A top credit agency has cut Greece’s rating, making it the least credit-worthy nation out of 131 countries it monitors. The Greek government said the downgrade by Standard & Poor’s (S&P) – from B to CCC – ignored its efforts to secure funding. In order for the next tranche of rescue loans to go through, parliament must adopt the new austerity plan by the end of June. S & P has also downgraded yesterday the ratings for four Greek banks: National Bank of Greece (NBG), EFG Eurobank (EFG), Alpha Bank and Piraeus Bank, with operations in Romania, three steps, to “CCC” category of “highly speculative “.
PM: i am aware of my responsibilities
Greece is at a “historically critical” moment, Prime Minister George Papandreou said on Wednesday, and reiterated his call for national understanding, as he was greeted at the Presidential Mansion by President of the Republic Karolos Papoulias for an extraordinary meeting asked by the premier. Papandreou said that, even today (our note: yesterday), he was in contact with the leaders of the other political parties to seek understanding, adding: “Everyone undertakes his responsibilities. I am aware of my responsibilities and the responsibilities of my government towards the Greek people and the country.”
Greece, Portugal, Ireland hit fresh debt-cost highs
The cost of insuring Greek, Portuguese and Irish debt against default hit new, record highs Wednesday amid the lack of official consensus about what to do with Greece’s debt.

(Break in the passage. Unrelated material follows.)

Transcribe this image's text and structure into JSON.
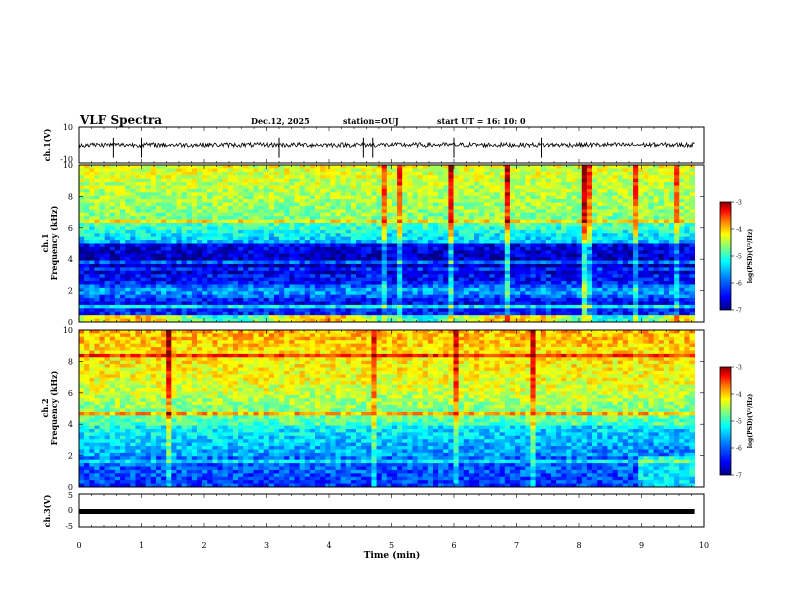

At around 10.00 GMT, Greece’s five-year CDS – credit default swap – spread was 1.11 percentage points wider at 17 percentage points, wider from an earlier level of 16.51 percentage points, according to data-provider Markit, quoted by Wall Street Journal. This means it now costs an average of USD1,700,000 a year to insure USD10 M of debt issued by the country. On the other hand, European stock markets fell yesterday, as the continuing failure to define specifically the details of a bailout for Greece warded investors away from equity markets and into safer investments such as government bonds.